Head of a Kouros

From the Greek islands
ca. 550/540 BC

Height 21 cm



Because of its damaged surface, this face of a young man looks as if it were covered by a veil. However, the deep lateral surfaces and small areas around the mouth and between the eyes and nose are very well preserved. As a result, the tension-filled forms are clearly apparent, as are the delicate smile and the gentle expression of the eyes, which are open wide.

It is highly probable that this head originally belonged to a smaller-than-life-size statue of a nude young man. The early Greek sculptors of the seventh and sixth centuries BC adopted the typical stance of the figures of Egyptian pharaohs for their sculptures. In strict walking pose, the arms hang down straight at the body’s side. Contemporary scholarship refers to this type of nude young man as a “kouros”, the ancient Greek word for “boy”. We do not know, however, if the ancients themselves had a name for this type of statue. Kouroi stood in shrines, where they often represented the god Apollo. At grave sites, they function as a kind of early portrait, representing the deceased. Their presence there indicates that the latter had died before marrying, so that their death was premature and hence especially tragic.
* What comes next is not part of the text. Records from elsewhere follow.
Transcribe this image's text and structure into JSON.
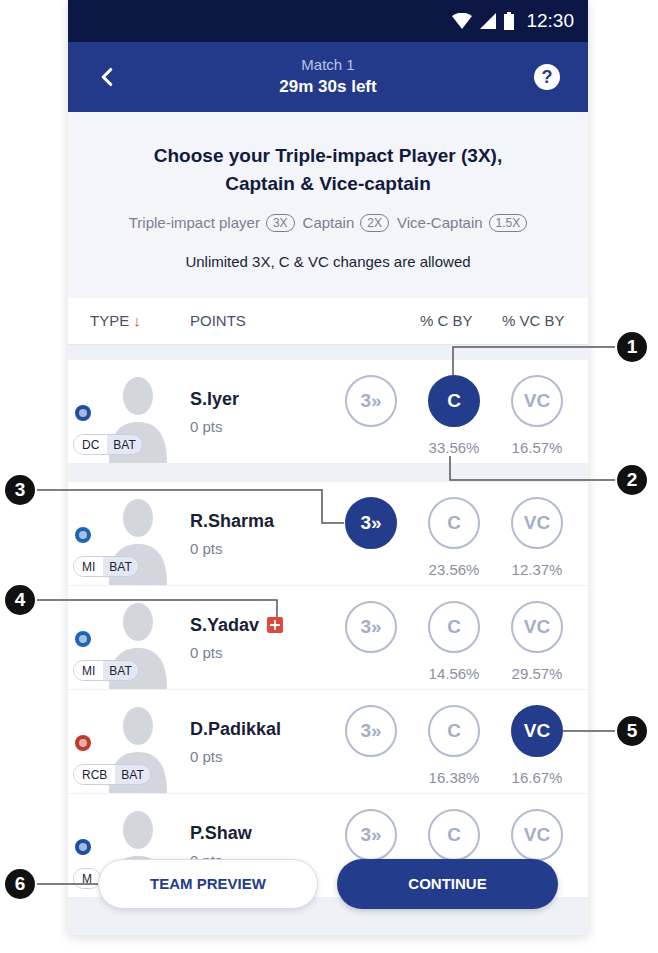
{
  "status_bar": {
    "time": "12:30"
  },
  "header": {
    "title": "Match 1",
    "subtitle": "29m 30s left",
    "help": "?"
  },
  "intro": {
    "title_lines": [
      "Choose your Triple-impact Player (3X),",
      "Captain & Vice-captain"
    ],
    "multipliers": [
      {
        "label": "Triple-impact player",
        "badge": "3X"
      },
      {
        "label": "Captain",
        "badge": "2X"
      },
      {
        "label": "Vice-Captain",
        "badge": "1.5X"
      }
    ],
    "note": "Unlimited 3X, C & VC changes are allowed"
  },
  "columns": [
    {
      "label": "TYPE",
      "sort_icon": "↓"
    },
    {
      "label": "POINTS"
    },
    {
      "label": "% C BY"
    },
    {
      "label": "% VC BY"
    }
  ],
  "players": [
    {
      "name": "S.Iyer",
      "team": "DC",
      "role": "BAT",
      "points": "0 pts",
      "injured": false,
      "color": "#1e4fa3",
      "choices": [
        {
          "label": "3»",
          "selected": false
        },
        {
          "label": "C",
          "selected": true,
          "percent": "33.56%"
        },
        {
          "label": "VC",
          "selected": false,
          "percent": "16.57%"
        }
      ]
    },
    {
      "name": "R.Sharma",
      "team": "MI",
      "role": "BAT",
      "points": "0 pts",
      "injured": false,
      "color": "#1f66b8",
      "choices": [
        {
          "label": "3»",
          "selected": true
        },
        {
          "label": "C",
          "selected": false,
          "percent": "23.56%"
        },
        {
          "label": "VC",
          "selected": false,
          "percent": "12.37%"
        }
      ]
    },
    {
      "name": "S.Yadav",
      "team": "MI",
      "role": "BAT",
      "points": "0 pts",
      "injured": true,
      "color": "#1f66b8",
      "choices": [
        {
          "label": "3»",
          "selected": false
        },
        {
          "label": "C",
          "selected": false,
          "percent": "14.56%"
        },
        {
          "label": "VC",
          "selected": false,
          "percent": "29.57%"
        }
      ]
    },
    {
      "name": "D.Padikkal",
      "team": "RCB",
      "role": "BAT",
      "points": "0 pts",
      "injured": false,
      "color": "#c0392b",
      "choices": [
        {
          "label": "3»",
          "selected": false
        },
        {
          "label": "C",
          "selected": false,
          "percent": "16.38%"
        },
        {
          "label": "VC",
          "selected": true,
          "percent": "16.67%"
        }
      ]
    },
    {
      "name": "P.Shaw",
      "team": "M",
      "points": "0 pts",
      "injured": false,
      "color": "#1e4fa3",
      "choices": [
        {
          "label": "3»",
          "selected": false
        },
        {
          "label": "C",
          "selected": false
        },
        {
          "label": "VC",
          "selected": false
        }
      ]
    }
  ],
  "buttons": {
    "team_preview": "TEAM PREVIEW",
    "continue": "CONTINUE"
  },
  "callouts": [
    "1",
    "2",
    "3",
    "4",
    "5",
    "6"
  ]
}
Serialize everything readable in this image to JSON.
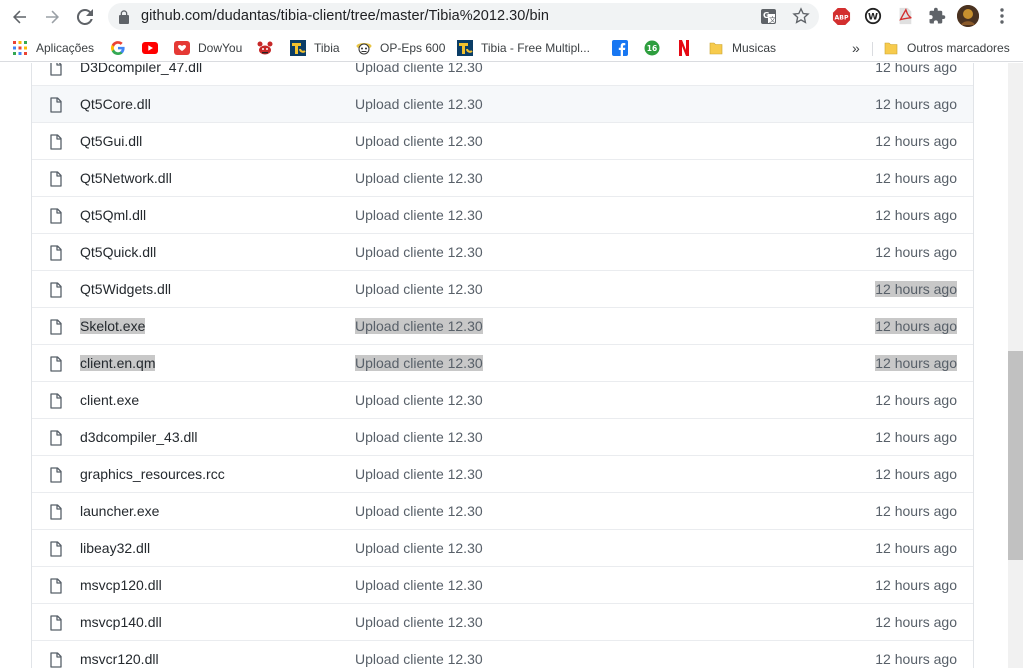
{
  "browser": {
    "url": "github.com/dudantas/tibia-client/tree/master/Tibia%2012.30/bin",
    "bookmarks": [
      {
        "label": "Aplicações",
        "icon": "apps-grid-icon"
      },
      {
        "label": "",
        "icon": "google-icon"
      },
      {
        "label": "",
        "icon": "youtube-icon"
      },
      {
        "label": "DowYou",
        "icon": "dowyou-icon"
      },
      {
        "label": "",
        "icon": "crab-icon"
      },
      {
        "label": "Tibia",
        "icon": "tibia-icon"
      },
      {
        "label": "OP-Eps 600",
        "icon": "onepiece-icon"
      },
      {
        "label": "Tibia - Free Multipl...",
        "icon": "tibia-icon"
      },
      {
        "label": "",
        "icon": "facebook-icon"
      },
      {
        "label": "",
        "icon": "badge-16-icon"
      },
      {
        "label": "",
        "icon": "netflix-icon"
      },
      {
        "label": "Musicas",
        "icon": "folder-icon"
      }
    ],
    "overflow_label": "»",
    "other_bookmarks": "Outros marcadores",
    "extensions": {
      "abp": "ABP",
      "badge_16": "16"
    }
  },
  "files": [
    {
      "name": "D3Dcompiler_47.dll",
      "message": "Upload cliente 12.30",
      "age": "12 hours ago"
    },
    {
      "name": "Qt5Core.dll",
      "message": "Upload cliente 12.30",
      "age": "12 hours ago"
    },
    {
      "name": "Qt5Gui.dll",
      "message": "Upload cliente 12.30",
      "age": "12 hours ago"
    },
    {
      "name": "Qt5Network.dll",
      "message": "Upload cliente 12.30",
      "age": "12 hours ago"
    },
    {
      "name": "Qt5Qml.dll",
      "message": "Upload cliente 12.30",
      "age": "12 hours ago"
    },
    {
      "name": "Qt5Quick.dll",
      "message": "Upload cliente 12.30",
      "age": "12 hours ago"
    },
    {
      "name": "Qt5Widgets.dll",
      "message": "Upload cliente 12.30",
      "age": "12 hours ago"
    },
    {
      "name": "Skelot.exe",
      "message": "Upload cliente 12.30",
      "age": "12 hours ago"
    },
    {
      "name": "client.en.qm",
      "message": "Upload cliente 12.30",
      "age": "12 hours ago"
    },
    {
      "name": "client.exe",
      "message": "Upload cliente 12.30",
      "age": "12 hours ago"
    },
    {
      "name": "d3dcompiler_43.dll",
      "message": "Upload cliente 12.30",
      "age": "12 hours ago"
    },
    {
      "name": "graphics_resources.rcc",
      "message": "Upload cliente 12.30",
      "age": "12 hours ago"
    },
    {
      "name": "launcher.exe",
      "message": "Upload cliente 12.30",
      "age": "12 hours ago"
    },
    {
      "name": "libeay32.dll",
      "message": "Upload cliente 12.30",
      "age": "12 hours ago"
    },
    {
      "name": "msvcp120.dll",
      "message": "Upload cliente 12.30",
      "age": "12 hours ago"
    },
    {
      "name": "msvcp140.dll",
      "message": "Upload cliente 12.30",
      "age": "12 hours ago"
    },
    {
      "name": "msvcr120.dll",
      "message": "Upload cliente 12.30",
      "age": "12 hours ago"
    }
  ]
}
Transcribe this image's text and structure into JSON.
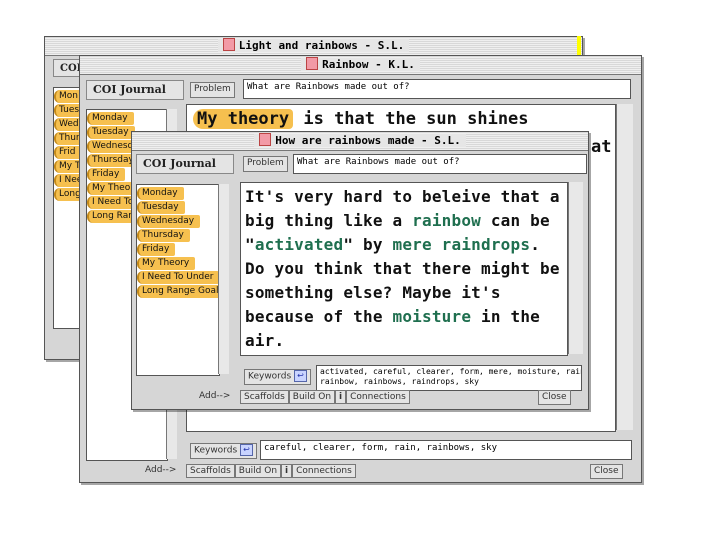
{
  "windows": {
    "back": {
      "title": "Light and  rainbows - S.L.",
      "journal_header": "COI",
      "tags": [
        "Mon",
        "Tues",
        "Wed",
        "Thur",
        "Frid",
        "My T",
        "I Nee",
        "Long"
      ]
    },
    "middle": {
      "title": "Rainbow - K.L.",
      "journal_header": "COI Journal",
      "tags": [
        "Monday",
        "Tuesday",
        "Wednesday",
        "Thursday",
        "Friday",
        "My Theory",
        "I Need To",
        "Long Ran"
      ],
      "problem_label": "Problem",
      "problem_value": "What are Rainbows made out of?",
      "theory_label": "My theory",
      "theory_rest": " is that the sun shines",
      "clipped_text": "at",
      "keywords_label": "Keywords",
      "keywords_value": "careful, clearer, form, rain, rainbows, sky",
      "add_label": "Add-->",
      "bottom_buttons": [
        "Scaffolds",
        "Build On",
        "i",
        "Connections"
      ],
      "close_label": "Close"
    },
    "front": {
      "title": "How are rainbows made - S.L.",
      "journal_header": "COI Journal",
      "tags": [
        "Monday",
        "Tuesday",
        "Wednesday",
        "Thursday",
        "Friday",
        "My Theory",
        "I Need To Under",
        "Long Range Goal"
      ],
      "problem_label": "Problem",
      "problem_value": "What are Rainbows made out of?",
      "body": {
        "p1": "It's very hard to beleive that a big thing like a ",
        "k1": "rainbow",
        "p2": " can be \"",
        "k2": "activated",
        "p3": "\" by ",
        "k3": "mere raindrops",
        "p4": ". Do you think that there might be something else?  Maybe it's because of the ",
        "k4": "moisture",
        "p5": " in the air."
      },
      "keywords_label": "Keywords",
      "keywords_line1": "activated, careful, clearer, form, mere, moisture, rain,",
      "keywords_line2": "rainbow, rainbows, raindrops, sky",
      "add_label": "Add-->",
      "bottom_buttons": [
        "Scaffolds",
        "Build On",
        "i",
        "Connections"
      ],
      "close_label": "Close"
    }
  },
  "colors": {
    "tag": "#f6c04f",
    "keyword_green": "#1f6f4f"
  }
}
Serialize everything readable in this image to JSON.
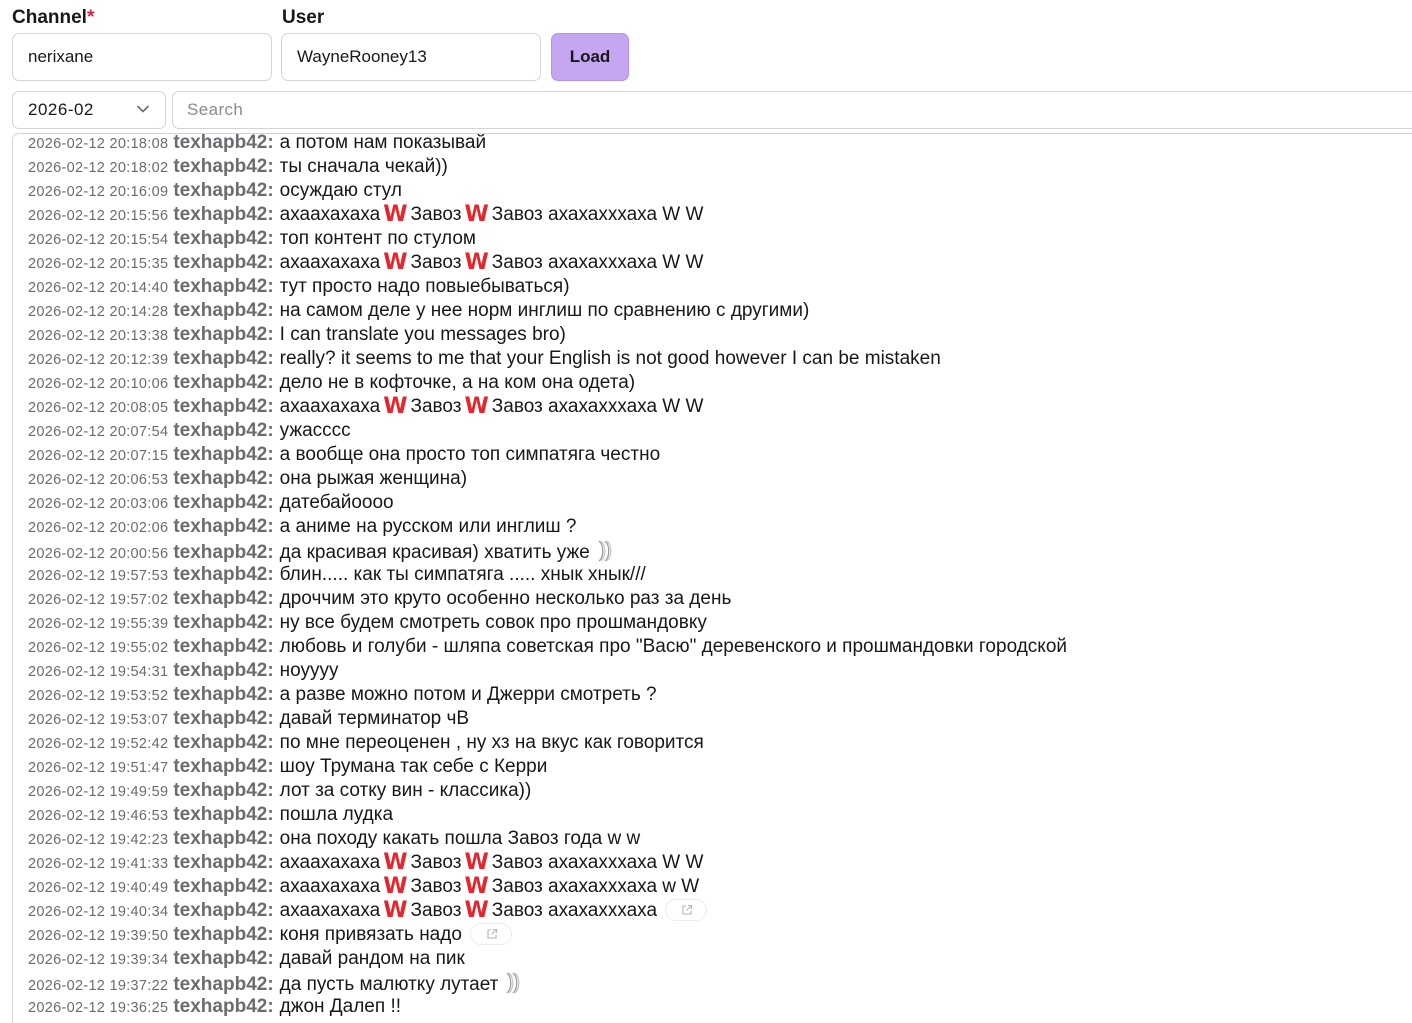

Certain distinctive features of the head reveal its origins. In the sixth centuryBC, it is possible to distinguish between the many workshops on the basis of stylistic peculiarities. The deep lateral surfaces of the face, the powerful forms, the coiled tresses on forehead and temple belong to the formal repertoire of the sculptors who worked on the two great Greek marble islands, Paros and Naxos. Thanks to the rich and especially beautiful marble deposits on these islands in the middle of the Aegean, local masters very early achieved a level of renown that extended beyond the boundaries of the region.